Is there a greater soul singer than Al Green?
That is mostly a rhetorical question, or more precisely it's not a question at all but rather a Zen koan meant to clear the mind. Of course there is no greater soul singer than Al Green, unless you like them rougher (in which case Otis Redding is your man) or churchier (Solomon Burke is for you) or stranger (in which case Stevie Wonder rings your bell). There is no better soul singer than the smooth, the beautiful, the seductor, The Reverend Al Green.
Arista recently reissued Al Green's first album, Back Up Train, originally recorded in 1967 when the singer was just 21 years old and still billing himself as "Al Greene." Performing a set of songs mostly written by producers Palmer E. James and Curtis Rodgers, Back Up Train is more or less a promising prelude to what would become an unparalleled career as king of smooth soul. None of the songs are particularly weighty, mostly being generic but likeable soul workouts, although the title song and "Stop and Check Myself" (which was co-written by Green) do stand out as choice cuts.

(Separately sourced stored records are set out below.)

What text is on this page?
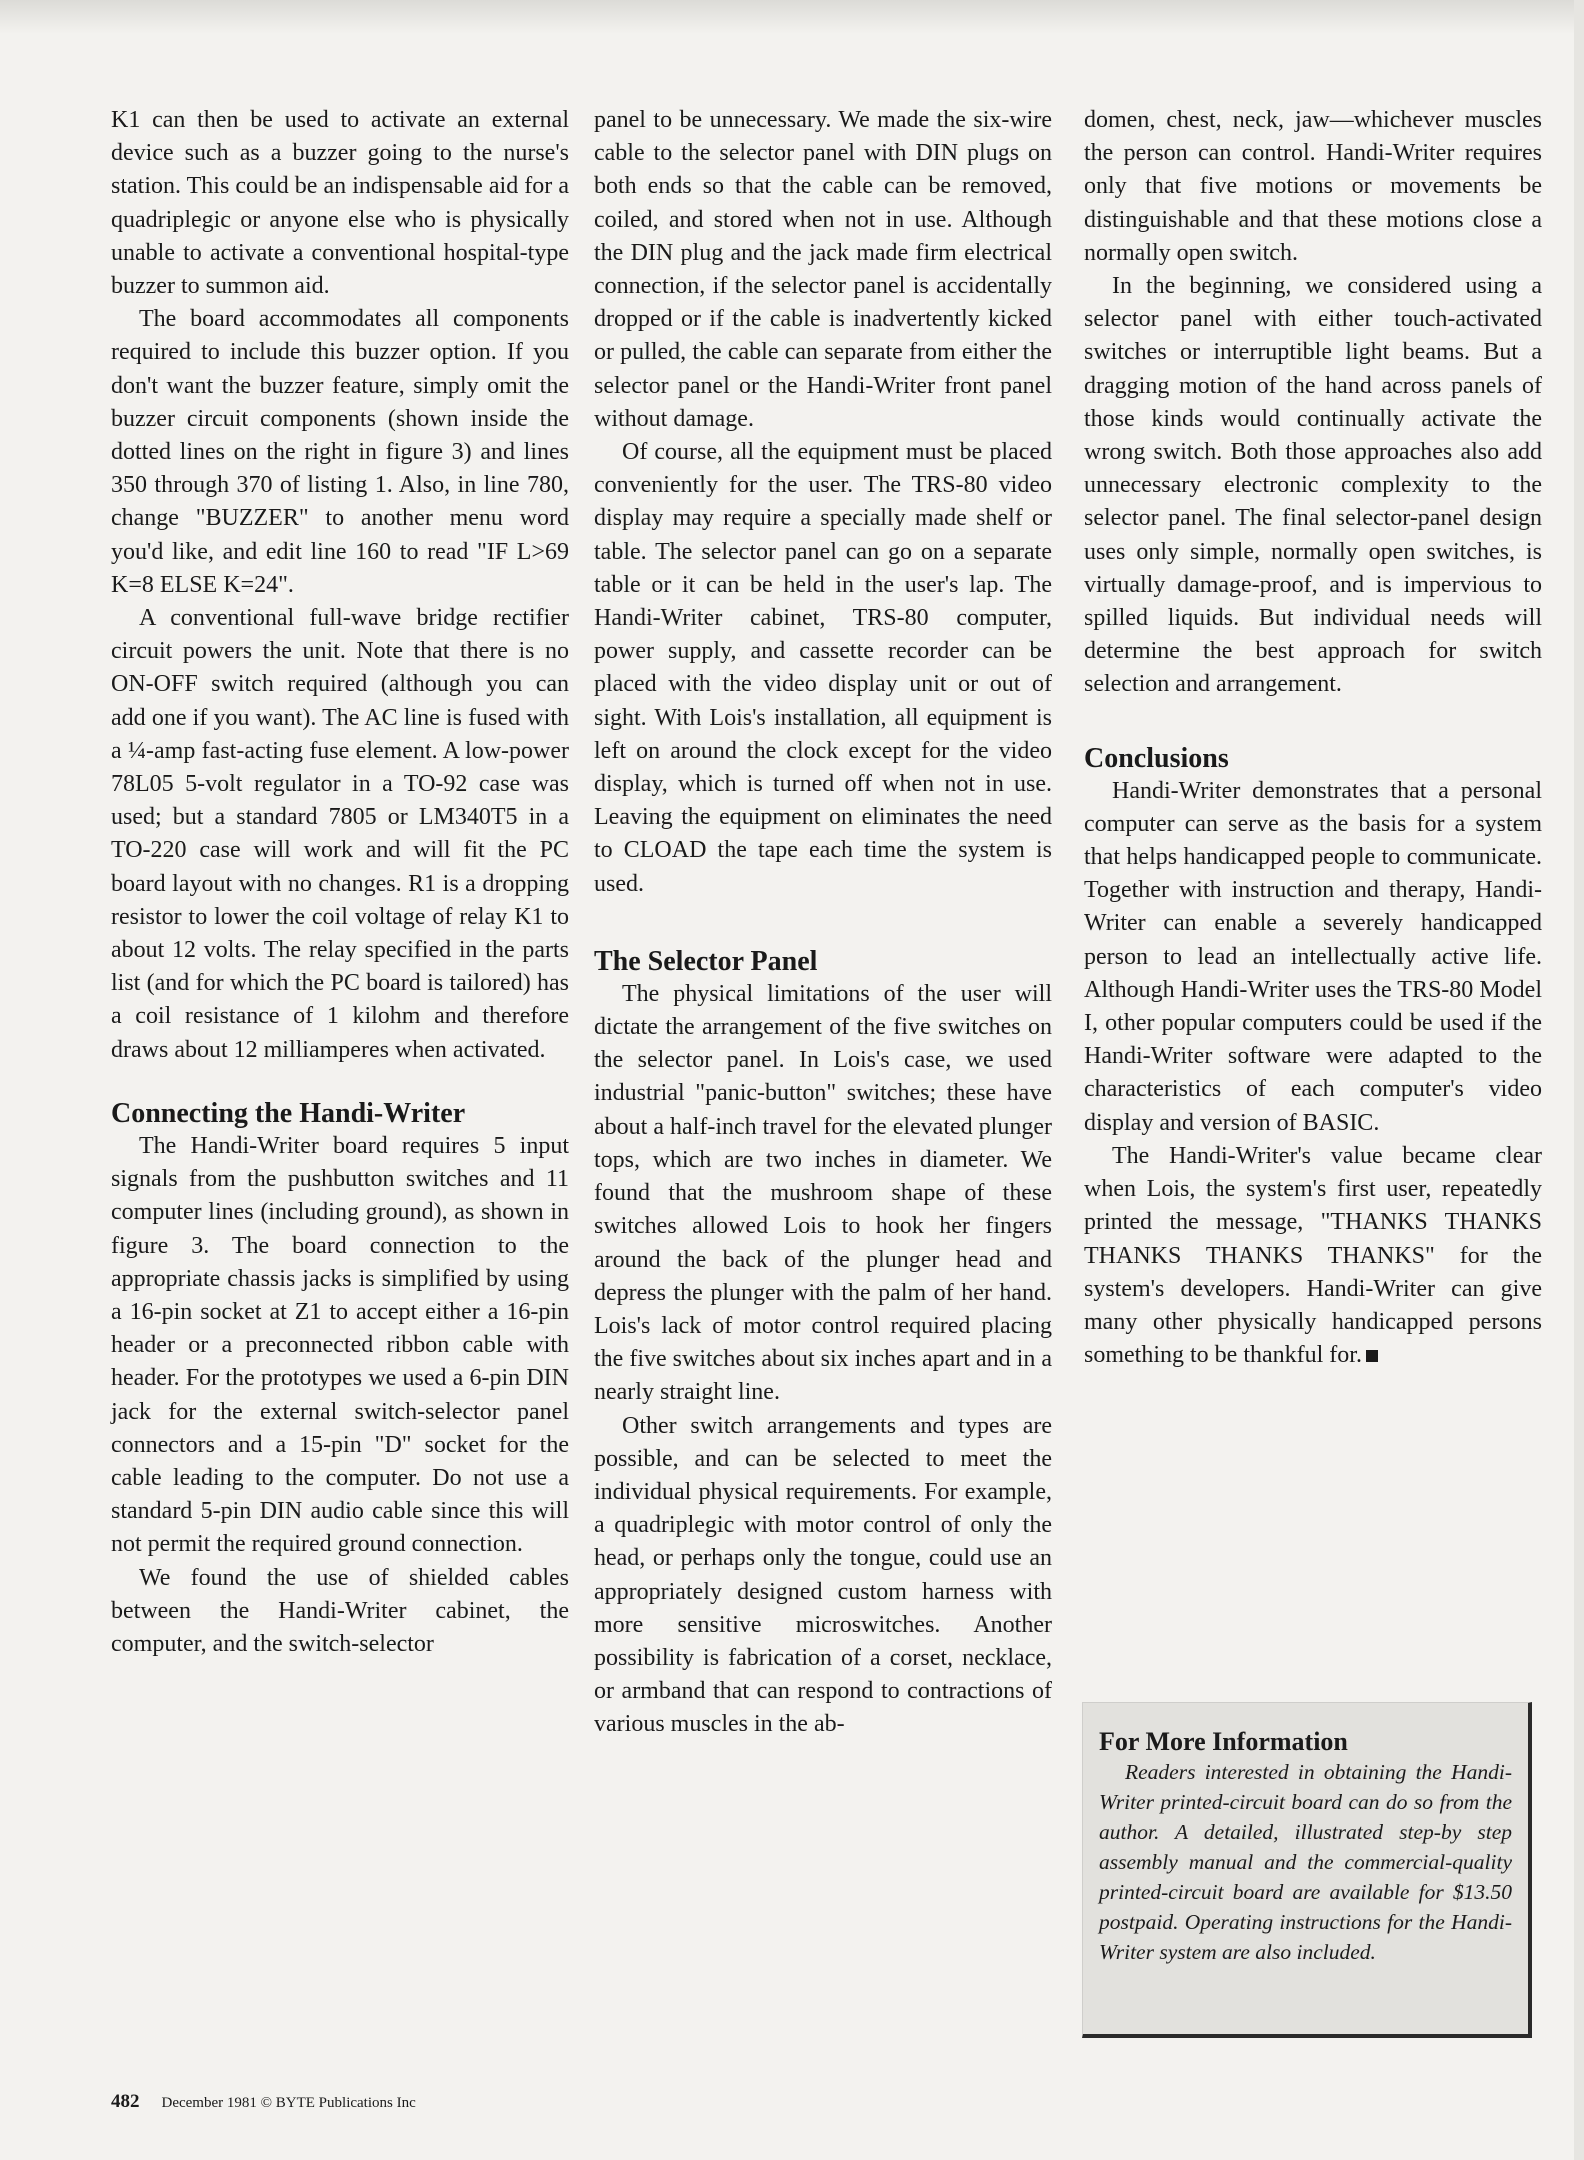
K1 can then be used to activate an external device such as a buzzer going to the nurse's station. This could be an indispensable aid for a quadriplegic or anyone else who is physically unable to activate a conventional hospital-type buzzer to summon aid.

The board accommodates all components required to include this buzzer option. If you don't want the buzzer feature, simply omit the buzzer circuit components (shown inside the dotted lines on the right in figure 3) and lines 350 through 370 of listing 1. Also, in line 780, change "BUZZER" to another menu word you'd like, and edit line 160 to read "IF L>69 K=8 ELSE K=24".

A conventional full-wave bridge rectifier circuit powers the unit. Note that there is no ON-OFF switch required (although you can add one if you want). The AC line is fused with a ¼-amp fast-acting fuse element. A low-power 78L05 5-volt regulator in a TO-92 case was used; but a standard 7805 or LM340T5 in a TO-220 case will work and will fit the PC board layout with no changes. R1 is a dropping resistor to lower the coil voltage of relay K1 to about 12 volts. The relay specified in the parts list (and for which the PC board is tailored) has a coil resistance of 1 kilohm and therefore draws about 12 milliamperes when activated.

Connecting the Handi-Writer

The Handi-Writer board requires 5 input signals from the pushbutton switches and 11 computer lines (including ground), as shown in figure 3. The board connection to the appropriate chassis jacks is simplified by using a 16-pin socket at Z1 to accept either a 16-pin header or a preconnected ribbon cable with header. For the prototypes we used a 6-pin DIN jack for the external switch-selector panel connectors and a 15-pin "D" socket for the cable leading to the computer. Do not use a standard 5-pin DIN audio cable since this will not permit the required ground connection.

We found the use of shielded cables between the Handi-Writer cabinet, the computer, and the switch-selector

panel to be unnecessary. We made the six-wire cable to the selector panel with DIN plugs on both ends so that the cable can be removed, coiled, and stored when not in use. Although the DIN plug and the jack made firm electrical connection, if the selector panel is accidentally dropped or if the cable is inadvertently kicked or pulled, the cable can separate from either the selector panel or the Handi-Writer front panel without damage.

Of course, all the equipment must be placed conveniently for the user. The TRS-80 video display may require a specially made shelf or table. The selector panel can go on a separate table or it can be held in the user's lap. The Handi-Writer cabinet, TRS-80 computer, power supply, and cassette recorder can be placed with the video display unit or out of sight. With Lois's installation, all equipment is left on around the clock except for the video display, which is turned off when not in use. Leaving the equipment on eliminates the need to CLOAD the tape each time the system is used.

The Selector Panel

The physical limitations of the user will dictate the arrangement of the five switches on the selector panel. In Lois's case, we used industrial "panic-button" switches; these have about a half-inch travel for the elevated plunger tops, which are two inches in diameter. We found that the mushroom shape of these switches allowed Lois to hook her fingers around the back of the plunger head and depress the plunger with the palm of her hand. Lois's lack of motor control required placing the five switches about six inches apart and in a nearly straight line.

Other switch arrangements and types are possible, and can be selected to meet the individual physical requirements. For example, a quadriplegic with motor control of only the head, or perhaps only the tongue, could use an appropriately designed custom harness with more sensitive microswitches. Another possibility is fabrication of a corset, necklace, or armband that can respond to contractions of various muscles in the ab-

domen, chest, neck, jaw—whichever muscles the person can control. Handi-Writer requires only that five motions or movements be distinguishable and that these motions close a normally open switch.

In the beginning, we considered using a selector panel with either touch-activated switches or interruptible light beams. But a dragging motion of the hand across panels of those kinds would continually activate the wrong switch. Both those approaches also add unnecessary electronic complexity to the selector panel. The final selector-panel design uses only simple, normally open switches, is virtually damage-proof, and is impervious to spilled liquids. But individual needs will determine the best approach for switch selection and arrangement.

Conclusions

Handi-Writer demonstrates that a personal computer can serve as the basis for a system that helps handicapped people to communicate. Together with instruction and therapy, Handi-Writer can enable a severely handicapped person to lead an intellectually active life. Although Handi-Writer uses the TRS-80 Model I, other popular computers could be used if the Handi-Writer software were adapted to the characteristics of each computer's video display and version of BASIC.

The Handi-Writer's value became clear when Lois, the system's first user, repeatedly printed the message, "THANKS THANKS THANKS THANKS THANKS" for the system's developers. Handi-Writer can give many other physically handicapped persons something to be thankful for.

For More Information

Readers interested in obtaining the Handi-Writer printed-circuit board can do so from the author. A detailed, illustrated step-by step assembly manual and the commercial-quality printed-circuit board are available for $13.50 postpaid. Operating instructions for the Handi-Writer system are also included.

482 December 1981 © BYTE Publications Inc
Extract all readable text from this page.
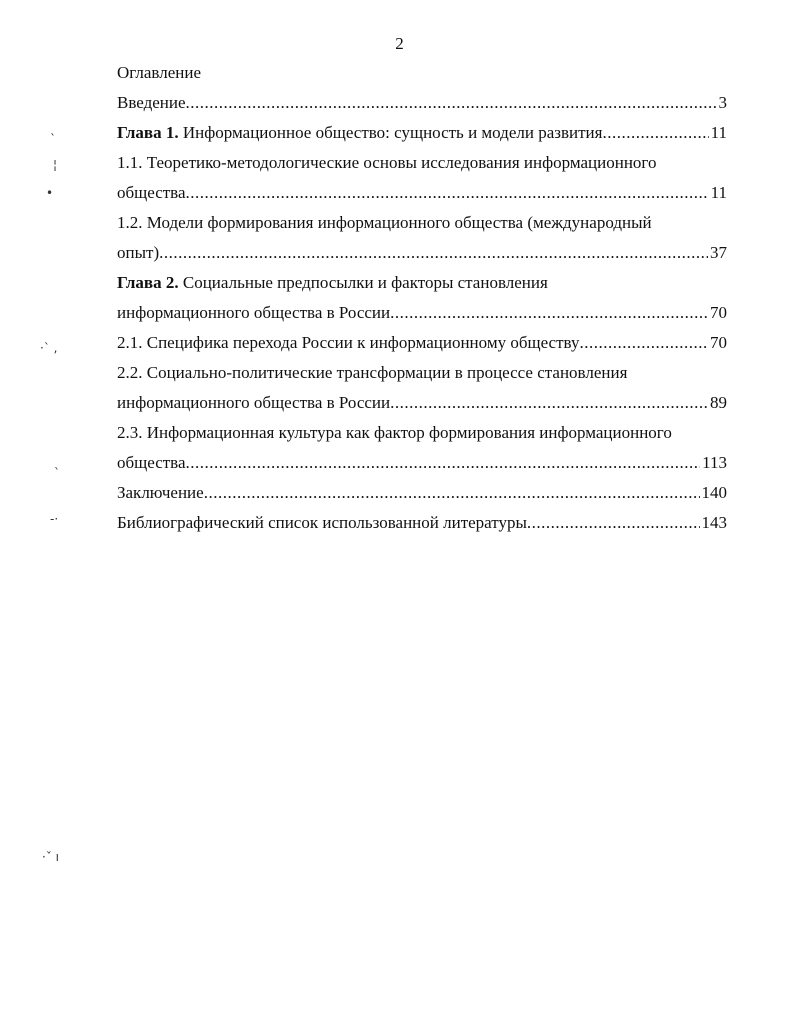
2
Оглавление
Введение .....	3
Глава 1. Информационное общество: сущность и модели развития .....	11
1.1. Теоретико-методологические основы исследования информационного
общества .....	11
1.2. Модели формирования информационного общества (международный
опыт) .....	37
Глава 2. Социальные предпосылки и факторы становления
информационного общества в России .....	70
2.1. Специфика перехода России к информационному обществу .....	70
2.2. Социально-политические трансформации в процессе становления
информационного общества в России .....	89
2.3. Информационная культура как фактор формирования информационного
общества .....	113
Заключение .....	140
Библиографический список использованной литературы .....	143
ˋ
¦
•
·ˋ ,
ˋ
-·
·ˇ ı
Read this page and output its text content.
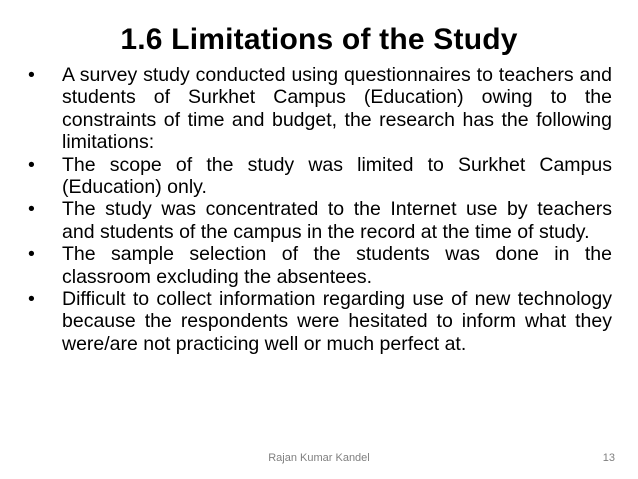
1.6 Limitations of the Study
•	A survey study conducted using questionnaires to teachers and students of Surkhet Campus (Education) owing to the constraints of time and budget, the research has the following limitations:
•	The scope of the study was limited to Surkhet Campus (Education) only.
•	The study was concentrated to the Internet use by teachers and students of the campus in the record at the time of study.
•	The sample selection of the students was done in the classroom excluding the absentees.
•	Difficult to collect information regarding use of new technology because the respondents were hesitated to inform what they were/are not practicing well or much perfect at.
Rajan Kumar Kandel	13
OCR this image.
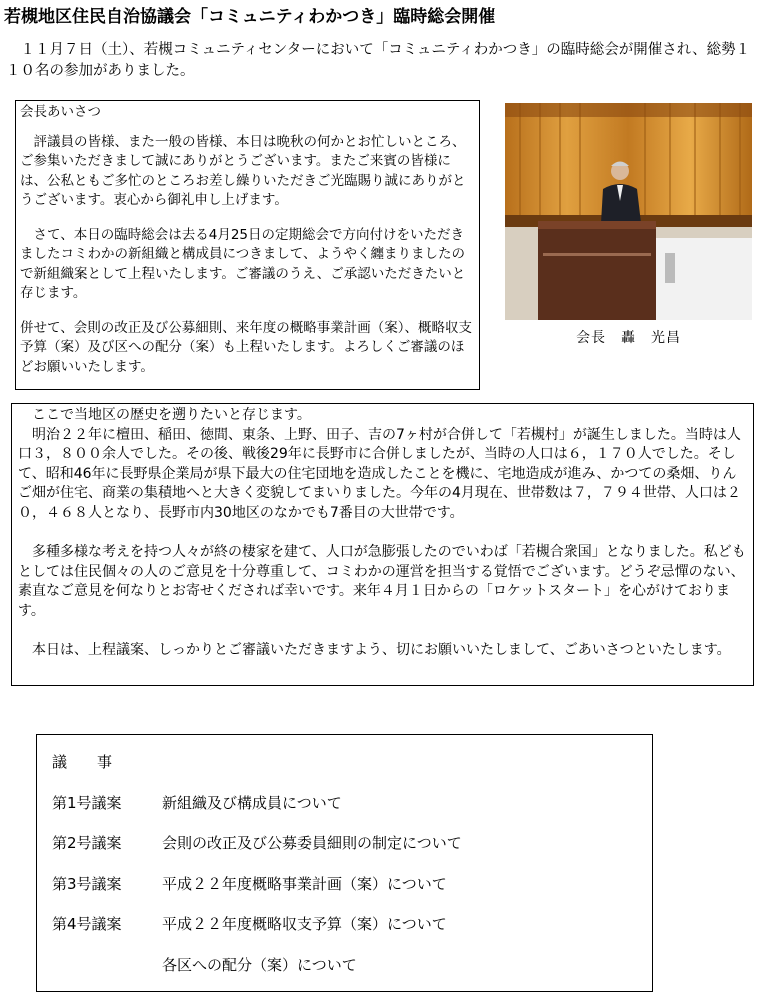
若槻地区住民自治協議会「コミュニティわかつき」臨時総会開催
　１１月７日（土）、若槻コミュニティセンターにおいて「コミュニティわかつき」の臨時総会が開催され、総勢１１０名の参加がありました。

会長あいさつ

　評議員の皆様、また一般の皆様、本日は晩秋の何かとお忙しいところ、ご参集いただきまして誠にありがとうございます。またご来賓の皆様には、公私ともご多忙のところお差し繰りいただきご光臨賜り誠にありがとうございます。衷心から御礼申し上げます。

　さて、本日の臨時総会は去る4月25日の定期総会で方向付けをいただきましたコミわかの新組織と構成員につきまして、ようやく纏まりましたので新組織案として上程いたします。ご審議のうえ、ご承認いただきたいと存じます。

併せて、会則の改正及び公募細則、来年度の概略事業計画（案）、概略収支予算（案）及び区への配分（案）も上程いたします。よろしくご審議のほどお願いいたします。

会長　轟　光昌

　ここで当地区の歴史を遡りたいと存じます。
　明治２２年に檀田、稲田、徳間、東条、上野、田子、吉の7ヶ村が合併して「若槻村」が誕生しました。当時は人口３，８００余人でした。その後、戦後29年に長野市に合併しましたが、当時の人口は６，１７０人でした。そして、昭和46年に長野県企業局が県下最大の住宅団地を造成したことを機に、宅地造成が進み、かつての桑畑、りんご畑が住宅、商業の集積地へと大きく変貌してまいりました。今年の4月現在、世帯数は７，７９４世帯、人口は２０，４６８人となり、長野市内30地区のなかでも7番目の大世帯です。

　多種多様な考えを持つ人々が終の棲家を建て、人口が急膨張したのでいわば「若槻合衆国」となりました。私どもとしては住民個々の人のご意見を十分尊重して、コミわかの運営を担当する覚悟でございます。どうぞ忌憚のない、素直なご意見を何なりとお寄せくだされば幸いです。来年４月１日からの「ロケットスタート」を心がけております。

　本日は、上程議案、しっかりとご審議いただきますよう、切にお願いいたしまして、ごあいさつといたします。

議　　事
第1号議案	新組織及び構成員について
第2号議案	会則の改正及び公募委員細則の制定について
第3号議案	平成２２年度概略事業計画（案）について
第4号議案	平成２２年度概略収支予算（案）について
各区への配分（案）について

The real interest on Back Up Train is in hearing Al Green's famous voice before he quite figured out how to use it. All the pieces are there, buried under generic Fauxtown arrangements: the moans, the croons, the shouts, growls and hiccups and the bell-clear beautiful tone, everything that Green would eventually ride to the top of the heap. In general the attraction of the album is in hearing Green dig into this fairly forgettable batch of songs and come up with moments of real emotion. Listening to Back Up Train is like reading Einstein's high school physics papers, scanning for hints of the evanescent brilliance that would one day make him immortal.